I'm not going to go into the full setup of getting a phone number with Twilio and all of that. They have great support documentation and an easy-to-use interface so it should be a breeze!

For this project, we're just concerned with setting up a TwiML app. The best place to start is Twilip's support page, How Do I Create a TwiML App?.

After that, all you need to do is to copy your ngrok URL (e.g. into the Messaging Request URL box, making sure that HTTP POST is selected.

And finally, just make sure that the TwiML app you just created is properly linked to your Twilio phone number.

That should be about it! If you send a text message to your Twilio number, it should initiate the survey interaction! And (hopefully), you should see your responses populate in the Google Spreadsheet.

Running on AWS EC2

Running locally with ngrok is great and all, but it won't work if you're looking to run the survey for a long period of time. To do that, one of your options would be to deploy this Node.js app to a persistent server, like an EC2 instance on AWS.

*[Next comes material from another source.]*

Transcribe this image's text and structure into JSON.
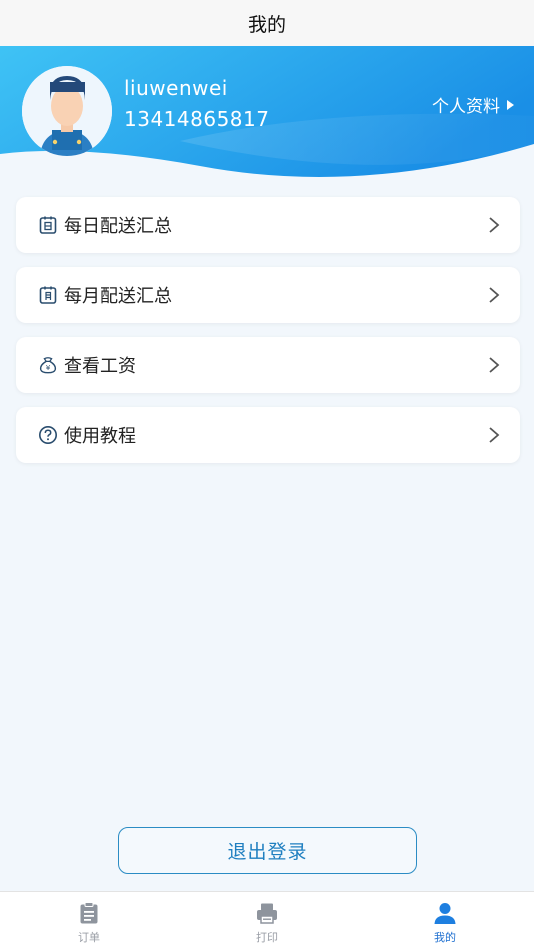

Luckily, I found that this Medium write-up was very thorough in helping me get this Node.js app up and running on EC2!

Setting up a Node.js app on a Linux AMI on an AWS EC2 instance with Nginx

Once you've got your app running on a publically-exposed EC2 instance, you can test it out again using curl or Postman.

After that, all you need to do is change the Messaging Request URL for your TwiML app (via the Twilio console) and use the Public DNS URL for your EC2 instance, making sure to include the correct port that you configured (matching both the Node.js app and your Inbound rules for the EC2 Security Group) and don't forget the /sms endpoint!

SurveyBot is alive!

And with that, you should have a simple, persistent, automated SMS-based survey service that records answers to Google Spreadsheets! Hopefully that's what you were trying to accomplish.